Wednesday, June 23, 2010

Too Dang Hot!


This heat is brutal, with mid- to upper 90s day after day after livelong day. Although I water them obsessively, my hanging baskets of flowers wouldn’t look out of place surrounded by sand, cacti, and dried longhorn cattle skulls. The short walk over black parking lot to the grocery store feels like a stroll through the fires of hell. Health-walking is best done prior to 8 A.M., lest you dehydrate.

It’s too dang hot!

Yes, I know I live in South Carolina. And I know it’s summer. And yeah, yeah, if I hate heat so much, why did I ever leave Michigan? Oh, stop. You’re getting on my last nerve, which means you’re too dang close, especially in this heat. No one should have to suffer this heat day after day, especially the girl who used to get heat rashes in Michigan.


If you’re sitting in the bow of a fast-moving boat, cutting across a beautiful lake, an ice-cold bottle of water in hand, with huge dollops of sun screen rubbed into your exposed parts, the heat can be tolerated. If, however, you’re grilling over hardwood charcoal on your South-facing patio, or taking a walk, or experiencing the 3:30 P.M. Farmer’s Market in town, it’s too hot. I can’t imagine how the workers building a house down the street manage. I should go over and turn the water hose on them—they’d probably erect a shrine in my honor.

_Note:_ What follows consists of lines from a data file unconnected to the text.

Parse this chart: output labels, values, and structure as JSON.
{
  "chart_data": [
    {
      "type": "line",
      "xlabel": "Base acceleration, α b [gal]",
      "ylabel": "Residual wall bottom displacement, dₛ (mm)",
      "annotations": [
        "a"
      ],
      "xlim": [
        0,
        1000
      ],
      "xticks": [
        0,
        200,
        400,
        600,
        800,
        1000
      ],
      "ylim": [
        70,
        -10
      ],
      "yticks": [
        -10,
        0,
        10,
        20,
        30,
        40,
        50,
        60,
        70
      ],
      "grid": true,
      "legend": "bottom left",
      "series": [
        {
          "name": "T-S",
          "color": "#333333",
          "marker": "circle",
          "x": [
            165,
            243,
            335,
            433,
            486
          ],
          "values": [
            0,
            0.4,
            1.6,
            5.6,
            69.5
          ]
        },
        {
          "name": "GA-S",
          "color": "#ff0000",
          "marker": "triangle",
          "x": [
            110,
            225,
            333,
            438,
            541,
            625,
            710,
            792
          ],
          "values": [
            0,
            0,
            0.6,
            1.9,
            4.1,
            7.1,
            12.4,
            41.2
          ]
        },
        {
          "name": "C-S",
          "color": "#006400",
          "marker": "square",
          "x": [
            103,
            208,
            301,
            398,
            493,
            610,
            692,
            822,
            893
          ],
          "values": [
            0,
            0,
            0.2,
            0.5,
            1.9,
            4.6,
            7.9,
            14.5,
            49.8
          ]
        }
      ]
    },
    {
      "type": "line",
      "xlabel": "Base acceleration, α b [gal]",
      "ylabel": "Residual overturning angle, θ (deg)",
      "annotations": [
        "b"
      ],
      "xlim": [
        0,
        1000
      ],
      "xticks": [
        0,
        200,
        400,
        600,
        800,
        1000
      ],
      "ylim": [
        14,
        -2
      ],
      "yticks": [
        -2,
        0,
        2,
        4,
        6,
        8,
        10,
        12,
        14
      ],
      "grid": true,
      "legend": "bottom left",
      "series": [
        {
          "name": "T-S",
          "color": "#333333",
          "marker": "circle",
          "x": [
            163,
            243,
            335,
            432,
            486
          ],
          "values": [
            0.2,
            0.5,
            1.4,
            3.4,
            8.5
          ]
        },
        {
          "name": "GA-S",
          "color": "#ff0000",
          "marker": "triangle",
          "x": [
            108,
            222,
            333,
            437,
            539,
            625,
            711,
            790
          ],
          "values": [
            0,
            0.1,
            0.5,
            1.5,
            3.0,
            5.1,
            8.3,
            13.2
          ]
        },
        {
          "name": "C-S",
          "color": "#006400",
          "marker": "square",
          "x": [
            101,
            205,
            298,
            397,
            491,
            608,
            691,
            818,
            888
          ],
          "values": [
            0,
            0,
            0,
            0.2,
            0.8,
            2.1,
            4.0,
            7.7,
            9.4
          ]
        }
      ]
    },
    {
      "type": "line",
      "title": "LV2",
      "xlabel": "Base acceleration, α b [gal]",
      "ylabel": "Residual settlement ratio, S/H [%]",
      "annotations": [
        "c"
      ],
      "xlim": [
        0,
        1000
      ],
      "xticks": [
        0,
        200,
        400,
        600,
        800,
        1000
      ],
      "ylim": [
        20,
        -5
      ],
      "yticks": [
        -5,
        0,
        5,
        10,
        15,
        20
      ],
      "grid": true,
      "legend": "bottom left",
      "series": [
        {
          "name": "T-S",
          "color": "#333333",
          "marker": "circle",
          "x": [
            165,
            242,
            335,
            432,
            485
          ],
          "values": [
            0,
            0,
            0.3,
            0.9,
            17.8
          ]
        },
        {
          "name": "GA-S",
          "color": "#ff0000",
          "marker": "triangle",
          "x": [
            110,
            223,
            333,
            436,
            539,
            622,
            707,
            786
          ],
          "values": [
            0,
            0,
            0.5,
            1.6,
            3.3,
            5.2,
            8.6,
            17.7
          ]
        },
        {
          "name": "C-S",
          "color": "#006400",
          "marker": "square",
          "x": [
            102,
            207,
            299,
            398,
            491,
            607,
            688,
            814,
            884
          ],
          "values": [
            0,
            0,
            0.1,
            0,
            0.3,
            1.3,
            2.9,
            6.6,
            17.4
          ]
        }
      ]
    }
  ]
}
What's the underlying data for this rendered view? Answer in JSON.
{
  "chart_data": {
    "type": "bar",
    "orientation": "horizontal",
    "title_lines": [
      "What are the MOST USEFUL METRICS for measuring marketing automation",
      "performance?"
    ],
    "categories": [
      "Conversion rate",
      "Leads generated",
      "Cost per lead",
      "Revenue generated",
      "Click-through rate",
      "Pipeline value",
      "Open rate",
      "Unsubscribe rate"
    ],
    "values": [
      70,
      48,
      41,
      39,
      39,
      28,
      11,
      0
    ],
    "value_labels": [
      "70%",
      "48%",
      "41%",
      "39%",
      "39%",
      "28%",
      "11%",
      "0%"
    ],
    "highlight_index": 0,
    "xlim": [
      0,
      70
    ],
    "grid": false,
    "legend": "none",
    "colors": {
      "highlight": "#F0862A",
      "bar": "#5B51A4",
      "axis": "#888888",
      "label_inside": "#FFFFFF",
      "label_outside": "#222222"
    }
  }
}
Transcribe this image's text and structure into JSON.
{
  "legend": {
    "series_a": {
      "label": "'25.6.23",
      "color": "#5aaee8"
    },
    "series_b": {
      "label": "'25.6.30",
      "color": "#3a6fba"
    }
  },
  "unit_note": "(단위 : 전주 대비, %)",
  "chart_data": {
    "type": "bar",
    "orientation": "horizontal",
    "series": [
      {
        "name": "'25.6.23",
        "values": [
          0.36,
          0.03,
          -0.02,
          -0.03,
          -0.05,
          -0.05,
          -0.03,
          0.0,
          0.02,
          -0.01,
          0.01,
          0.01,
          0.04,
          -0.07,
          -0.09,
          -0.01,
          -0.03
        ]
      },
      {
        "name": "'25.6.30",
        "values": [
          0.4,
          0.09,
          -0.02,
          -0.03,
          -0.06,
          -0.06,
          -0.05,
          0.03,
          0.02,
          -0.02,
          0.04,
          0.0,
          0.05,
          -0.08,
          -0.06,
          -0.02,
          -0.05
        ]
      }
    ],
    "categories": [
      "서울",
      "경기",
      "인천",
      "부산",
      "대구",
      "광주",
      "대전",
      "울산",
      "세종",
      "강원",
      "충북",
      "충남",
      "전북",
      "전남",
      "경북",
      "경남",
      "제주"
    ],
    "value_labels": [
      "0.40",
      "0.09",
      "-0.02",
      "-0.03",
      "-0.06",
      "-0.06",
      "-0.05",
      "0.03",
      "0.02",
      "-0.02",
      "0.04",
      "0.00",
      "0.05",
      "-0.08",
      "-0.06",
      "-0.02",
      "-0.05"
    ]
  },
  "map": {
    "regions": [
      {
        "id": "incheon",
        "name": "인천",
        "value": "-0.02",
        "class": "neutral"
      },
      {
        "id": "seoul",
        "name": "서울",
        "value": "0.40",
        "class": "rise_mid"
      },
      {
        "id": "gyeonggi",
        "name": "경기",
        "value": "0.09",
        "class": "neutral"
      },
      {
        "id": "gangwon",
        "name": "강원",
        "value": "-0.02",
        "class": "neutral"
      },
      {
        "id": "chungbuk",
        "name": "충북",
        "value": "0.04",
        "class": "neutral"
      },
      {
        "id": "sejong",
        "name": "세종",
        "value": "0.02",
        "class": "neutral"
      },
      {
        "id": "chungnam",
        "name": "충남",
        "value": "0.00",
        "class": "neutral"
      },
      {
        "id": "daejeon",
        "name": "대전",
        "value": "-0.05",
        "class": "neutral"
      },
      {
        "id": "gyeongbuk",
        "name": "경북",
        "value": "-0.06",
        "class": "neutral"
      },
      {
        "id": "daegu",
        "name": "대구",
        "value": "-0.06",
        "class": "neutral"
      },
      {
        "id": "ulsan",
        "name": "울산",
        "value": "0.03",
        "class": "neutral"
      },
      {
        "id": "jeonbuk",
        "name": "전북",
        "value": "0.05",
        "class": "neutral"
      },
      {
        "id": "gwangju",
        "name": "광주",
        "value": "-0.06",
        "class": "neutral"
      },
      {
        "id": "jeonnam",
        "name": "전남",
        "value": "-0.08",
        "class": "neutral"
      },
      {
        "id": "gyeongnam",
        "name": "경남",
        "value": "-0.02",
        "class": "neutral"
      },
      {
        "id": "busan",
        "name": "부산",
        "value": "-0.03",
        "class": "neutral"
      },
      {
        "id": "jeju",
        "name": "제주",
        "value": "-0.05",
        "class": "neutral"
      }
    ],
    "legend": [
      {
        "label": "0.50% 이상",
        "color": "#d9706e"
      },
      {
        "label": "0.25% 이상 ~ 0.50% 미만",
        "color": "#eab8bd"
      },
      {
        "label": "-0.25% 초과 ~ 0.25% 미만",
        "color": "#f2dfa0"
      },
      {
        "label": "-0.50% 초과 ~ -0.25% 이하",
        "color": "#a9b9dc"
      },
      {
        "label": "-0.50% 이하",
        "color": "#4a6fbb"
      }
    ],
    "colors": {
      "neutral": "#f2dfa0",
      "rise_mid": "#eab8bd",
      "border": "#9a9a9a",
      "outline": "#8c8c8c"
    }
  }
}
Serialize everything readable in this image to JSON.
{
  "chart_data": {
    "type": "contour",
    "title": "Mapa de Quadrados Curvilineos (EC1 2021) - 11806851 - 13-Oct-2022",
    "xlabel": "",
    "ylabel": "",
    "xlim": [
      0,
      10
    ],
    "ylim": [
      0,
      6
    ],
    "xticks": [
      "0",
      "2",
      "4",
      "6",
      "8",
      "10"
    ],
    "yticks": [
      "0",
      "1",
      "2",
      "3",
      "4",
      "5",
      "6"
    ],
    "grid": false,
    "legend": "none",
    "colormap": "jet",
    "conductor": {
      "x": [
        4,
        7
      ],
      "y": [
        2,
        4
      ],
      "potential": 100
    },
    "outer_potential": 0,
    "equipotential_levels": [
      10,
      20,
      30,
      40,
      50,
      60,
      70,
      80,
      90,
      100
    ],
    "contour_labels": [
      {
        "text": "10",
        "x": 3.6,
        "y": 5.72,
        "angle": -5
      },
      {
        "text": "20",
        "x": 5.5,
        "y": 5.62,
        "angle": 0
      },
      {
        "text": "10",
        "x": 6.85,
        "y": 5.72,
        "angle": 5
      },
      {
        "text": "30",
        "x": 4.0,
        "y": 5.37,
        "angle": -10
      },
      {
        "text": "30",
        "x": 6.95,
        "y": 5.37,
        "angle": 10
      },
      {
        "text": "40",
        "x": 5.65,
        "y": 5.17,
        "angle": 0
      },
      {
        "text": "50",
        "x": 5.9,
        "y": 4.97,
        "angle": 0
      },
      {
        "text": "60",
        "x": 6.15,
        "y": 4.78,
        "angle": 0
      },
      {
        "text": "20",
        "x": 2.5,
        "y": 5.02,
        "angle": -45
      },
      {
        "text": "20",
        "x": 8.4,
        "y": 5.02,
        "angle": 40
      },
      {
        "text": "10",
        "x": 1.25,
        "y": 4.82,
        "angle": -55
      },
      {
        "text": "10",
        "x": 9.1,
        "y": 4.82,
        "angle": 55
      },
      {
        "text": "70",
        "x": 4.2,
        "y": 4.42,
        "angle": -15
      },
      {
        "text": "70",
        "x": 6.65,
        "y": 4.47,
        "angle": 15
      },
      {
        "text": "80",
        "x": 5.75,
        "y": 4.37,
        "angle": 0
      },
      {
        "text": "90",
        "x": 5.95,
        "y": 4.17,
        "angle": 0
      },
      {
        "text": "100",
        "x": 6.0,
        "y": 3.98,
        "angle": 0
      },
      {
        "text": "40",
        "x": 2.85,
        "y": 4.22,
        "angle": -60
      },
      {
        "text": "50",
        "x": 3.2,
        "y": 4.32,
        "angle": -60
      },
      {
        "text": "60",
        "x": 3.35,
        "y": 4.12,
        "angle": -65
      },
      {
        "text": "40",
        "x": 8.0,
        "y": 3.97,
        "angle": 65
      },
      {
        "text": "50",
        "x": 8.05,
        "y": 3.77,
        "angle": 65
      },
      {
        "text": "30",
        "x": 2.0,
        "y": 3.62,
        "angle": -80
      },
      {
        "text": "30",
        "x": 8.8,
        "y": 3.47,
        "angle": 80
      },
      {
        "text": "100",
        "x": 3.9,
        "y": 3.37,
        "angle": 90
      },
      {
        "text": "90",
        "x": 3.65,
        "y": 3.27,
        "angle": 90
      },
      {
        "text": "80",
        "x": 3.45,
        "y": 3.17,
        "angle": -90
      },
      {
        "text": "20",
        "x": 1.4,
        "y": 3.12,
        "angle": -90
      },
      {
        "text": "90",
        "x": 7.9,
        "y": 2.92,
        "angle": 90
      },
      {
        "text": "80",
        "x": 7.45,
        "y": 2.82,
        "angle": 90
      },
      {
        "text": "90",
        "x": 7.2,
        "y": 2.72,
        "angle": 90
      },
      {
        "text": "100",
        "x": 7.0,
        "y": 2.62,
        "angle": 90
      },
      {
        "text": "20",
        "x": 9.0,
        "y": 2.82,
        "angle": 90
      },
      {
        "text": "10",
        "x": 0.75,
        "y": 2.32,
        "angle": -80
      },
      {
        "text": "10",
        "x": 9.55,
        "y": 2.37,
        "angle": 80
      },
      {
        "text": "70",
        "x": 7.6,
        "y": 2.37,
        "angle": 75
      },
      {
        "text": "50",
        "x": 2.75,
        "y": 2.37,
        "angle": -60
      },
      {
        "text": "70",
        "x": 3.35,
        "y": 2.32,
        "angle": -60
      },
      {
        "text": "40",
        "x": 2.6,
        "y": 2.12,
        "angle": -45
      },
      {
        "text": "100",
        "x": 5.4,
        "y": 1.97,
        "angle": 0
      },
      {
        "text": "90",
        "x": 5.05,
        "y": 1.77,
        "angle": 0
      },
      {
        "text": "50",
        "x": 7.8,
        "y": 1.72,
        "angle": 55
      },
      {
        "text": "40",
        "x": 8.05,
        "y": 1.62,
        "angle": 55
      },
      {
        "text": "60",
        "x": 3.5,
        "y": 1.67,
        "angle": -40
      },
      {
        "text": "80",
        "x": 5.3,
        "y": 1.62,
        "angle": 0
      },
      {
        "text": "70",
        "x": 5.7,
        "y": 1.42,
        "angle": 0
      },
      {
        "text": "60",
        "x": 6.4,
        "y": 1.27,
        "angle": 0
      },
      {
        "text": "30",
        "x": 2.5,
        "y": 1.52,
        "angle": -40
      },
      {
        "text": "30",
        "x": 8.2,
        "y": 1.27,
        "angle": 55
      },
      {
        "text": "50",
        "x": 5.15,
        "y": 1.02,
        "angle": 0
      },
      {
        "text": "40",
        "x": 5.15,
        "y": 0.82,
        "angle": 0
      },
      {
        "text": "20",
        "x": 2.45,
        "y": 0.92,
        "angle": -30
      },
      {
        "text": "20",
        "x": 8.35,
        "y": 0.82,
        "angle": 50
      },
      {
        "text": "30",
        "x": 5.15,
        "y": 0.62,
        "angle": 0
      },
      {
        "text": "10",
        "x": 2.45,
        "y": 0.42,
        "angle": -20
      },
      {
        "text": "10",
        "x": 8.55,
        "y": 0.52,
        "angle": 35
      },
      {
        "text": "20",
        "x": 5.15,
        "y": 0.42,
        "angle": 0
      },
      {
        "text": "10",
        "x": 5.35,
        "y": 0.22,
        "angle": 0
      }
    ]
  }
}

Maybe I’ll go turn the hose on myself. The shrine-erecting can come after. Possibly in October.

Monday, June 14, 2010

Purge


If you walked into my house, you would think I was obsessively tidy. You would be wrong. There are pockets of chaos in my life—mostly to do with the written word. Too many books, too many articles torn out of magazines, too many recipes clipped or printed from the internet… Periodically I have to go through and sort, file and purge so that I can breathe again.

I have a lot of stuff. Every kitchen drawer and cabinet—except the one above the fridge, now that I think about it—is stuffed. I use most of my kitchen items regularly. But I realized recently that I even hang on to stuff I don’t like and don’t have a need for.

An example? Tarragon, an herb. I can’t stand the stuff. But brilliant me kept it in an overcrowded spice cabinet until I forgot how much I hated it, and last week I ruined some chicken salad (new recipe) with it.

So the tarragon is gone now, and the sesame seeds and thyme sit a little closer together in the turntable. (Shut up. It’s not obsessive to alphabetize spices. It’s practical.) And I am eyeing a few other things in my house that are no longer needed and I don’t even like. No, John, I’m not talking about you.

My brain gets cluttered, too. I’m an emotional person and have many loved ones in my life. Sometimes I get caught up in their pain and chaos, and I worry too much. So then I need to sort, file and purge. And breathe.

The next time you walk into my house you probably won’t notice a difference, but underneath I may have made a bit of a difference. In my house clutter, too.
What about you? Are you a clutterer? Ready to purge?

Wednesday, June 2, 2010

Vacation Brain


Recently I went on a vacation, a true vacation, not the annual grueling trip to our birthplaces, where we stay in other people’s homes whether they have room for us or not, and spend half of the trip in the car. No, this was a vacation. Beautiful rental house two blocks from the ocean beach, next to the pool, two blocks from restaurants, shops, free music nightly and an ice cream shop.

Heaven.

My life consisted of reading, hanging out on the beach, going to the pool, and usually going out to dinner. The hardest decision was when to shower; were we going to the pool or ocean in a minute? Shower before or after?

Before we left for Hilton Head Island, SC, I had visions of spending hours writing. I would have nothing but time, right? And I did write, some. But if I wasn’t in or near the water, I wanted to relax and read.

Vacation brain. I’ve only “suffered” from it a few times. As I mentioned, many of our vacations are spent driving 700+ miles to Michigan, then driving all over the state to visit family and friends and attend a reunion, then driving back home. It’s a blast, if exhausting, but there’s not much time to fully relax or to write. One summer I was so determined to keep writing, I wrote on a yellow legal pad in the car. And no, I wasn’t driving.

Vacation brain is the absence of worries, a calm, orderly, beautiful life, doing only what you want to do. In real life I don’t have a job to rush back to anymore, but I have a house, laundry, groceries to buy, children and grandchildren to cook for and spend time with, volunteer work, extended family concerns, friends, church, and writing. The first day back, I felt overwhelmed.

Ah, well, life is life and vacation is vacation. Time to get back to my real world and the fictional world of my novel, and neither of them are bad places to be. But oh, vacation brain—it’s a wonderful place.

Where is your wonderful place? Where do you go to experience “vacation brain?”